Es ist wie der Keim, der gesät wird. Erstmal braucht er gute Bedingungen, damit er überhaupt die Möglichkeit hat zu gedeihen. Den Humus auf dem er wachsen kann. Sobald sich diese Pflänzchen entdecken lassen, können wir sie gießen und pflegen. Außerdem ziehe ich sogar eher Motivation aus der unzureichenden Verkehrswende.
Alles voller Stehzeuge, Stau, Fahrradweg nicht vorhanden, buchstäblich atem-beraubende Städte, die vom Autoverkehr dominiert werden. Alles doof.
Doch genau hier ist das Potenzial zum Wandel groß. Hier müssen wir ansetzen. Zu erkennen, dass es hier nicht so bleiben wird, wie es ist. Es ist eine Notwendigkeit, dass es sich radikal verändert. Dass es hier ganz anders geht. Das möchte ich mit meinen utopischen Animationen vorweg nehmen, das möchte ich sichtbar machen. „No mud, no lotus!“, so hat es der buddhistische Mönch Thich Nhat Hanh beschrieben.

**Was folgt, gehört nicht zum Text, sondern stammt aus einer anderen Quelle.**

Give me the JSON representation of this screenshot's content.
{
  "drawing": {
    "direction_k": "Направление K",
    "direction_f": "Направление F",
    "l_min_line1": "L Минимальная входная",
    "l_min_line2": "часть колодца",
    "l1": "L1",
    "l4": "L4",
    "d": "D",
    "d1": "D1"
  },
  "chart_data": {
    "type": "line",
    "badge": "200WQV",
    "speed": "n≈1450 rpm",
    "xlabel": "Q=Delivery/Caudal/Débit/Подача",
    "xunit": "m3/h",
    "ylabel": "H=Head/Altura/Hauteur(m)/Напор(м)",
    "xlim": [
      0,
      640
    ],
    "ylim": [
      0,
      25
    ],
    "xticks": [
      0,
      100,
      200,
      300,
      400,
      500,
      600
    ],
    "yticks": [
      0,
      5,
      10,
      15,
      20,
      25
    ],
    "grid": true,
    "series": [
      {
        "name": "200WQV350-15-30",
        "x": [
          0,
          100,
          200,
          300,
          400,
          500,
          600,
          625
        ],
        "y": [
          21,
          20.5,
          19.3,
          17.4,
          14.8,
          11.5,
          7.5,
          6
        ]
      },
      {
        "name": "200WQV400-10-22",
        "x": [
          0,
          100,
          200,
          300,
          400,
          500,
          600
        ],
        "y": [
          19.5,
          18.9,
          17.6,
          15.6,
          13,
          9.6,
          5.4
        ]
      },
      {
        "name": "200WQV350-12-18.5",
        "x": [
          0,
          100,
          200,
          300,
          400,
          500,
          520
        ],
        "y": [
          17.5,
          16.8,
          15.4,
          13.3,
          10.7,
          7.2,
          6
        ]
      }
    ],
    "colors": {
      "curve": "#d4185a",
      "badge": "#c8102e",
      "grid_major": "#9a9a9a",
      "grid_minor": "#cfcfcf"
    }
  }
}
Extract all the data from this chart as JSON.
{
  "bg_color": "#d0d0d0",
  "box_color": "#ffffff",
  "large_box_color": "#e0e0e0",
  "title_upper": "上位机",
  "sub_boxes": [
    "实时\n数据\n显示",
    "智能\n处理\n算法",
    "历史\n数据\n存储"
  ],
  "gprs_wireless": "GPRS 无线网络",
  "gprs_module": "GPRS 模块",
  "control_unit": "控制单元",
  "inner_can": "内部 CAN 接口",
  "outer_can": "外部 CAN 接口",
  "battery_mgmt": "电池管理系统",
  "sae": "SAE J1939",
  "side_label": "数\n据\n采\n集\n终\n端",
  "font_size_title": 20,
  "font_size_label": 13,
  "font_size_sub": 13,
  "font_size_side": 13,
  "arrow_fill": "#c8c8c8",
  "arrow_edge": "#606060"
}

Aber bis auf wenige Ausnahmen wurden diese nur über den digitalen Weg gezeigt. Am liebsten würde ich meine Utopien überall dort zeigen, wo sie stattfinden. Das war neulich in Nairobi der Fall: mitten im Stadtzentrum wurde zur Rushhour eine Animation auf einer großen Videowand gezeigt – genau dort, wo sie spielt.
Davon würde ich mir viel mehr wünschen. Die Menschen hätten an einem Ort, den sie kennen, an dem sie täglich vorbeikommen, einen noch direkteren Zugang zur Vision.
Wenn ich an Orten vorbeikomme, die in einer meiner Animationen bereits zur Utopie wurden, komme ich mir vor, als würde ich durch eine Filmkulisse fahren! Durch die Arbeit an der Animation kenne ich jede Ampel und jeden Poller persönlich. Doch gebe ich ihnen niemals Namen. Sonst könnte ich sie nicht wegfliegen lassen!
Es mangelt nicht an Erkenntnissen. Es mangelt an tatkräftigen Handlungen. Zunächst braucht es nicht den aufwendig gestalteten Umbau. Für einen ersten Schritt würde es schon reichen, eine Straße für Menschen zu öffnen. Das muss konsequent passieren. Beispielsweise in dem dort keine Stehzeuge mehr zum Parken eingeladen werden und ein Transit für den Individualverkehr nicht mehr möglich ist.
Die Kreativität der Bürger*innen und ihr Engagement möge bereits zur Transformation in eine menschen- und mitweltfreundliche Gestaltung unserer Städte beitragen. Es wächst und gedeiht auch ohne große städtebauliche Pläne. Von politischer Seite können die Rahmenbedingungen und die Infrastruktur geschaffen werden, welche die Öffnung der Straßen für Menschen befördert.
Das sehen wir derzeit gut in Städten, wie Barcelona und Paris. Heutzutage sehen wir den Raum zwischen den Häusern, der in herausragendem Maße für Mobilität und Parkraum genutzt wird. Er wird von Autos dominiert.
Es könnte auch vielmehr der Lebensraum sein, der menschliche Bedürfnisse im Einklang mit der Mitwelt auf holistische Weise befriedigt: soziale Interaktion, Ernährung, Arbeit, Betriebsamkeit, Kreativität. Und natürlich auch Mobilität. Aber bitte im Einklang mit dem, was unsere Erde verträgt und heilsam für sie ist.
Wir können Verkehrswende. Wir müssen sie nur umsetzen – erst in den Köpfen, dann auf den Straßen!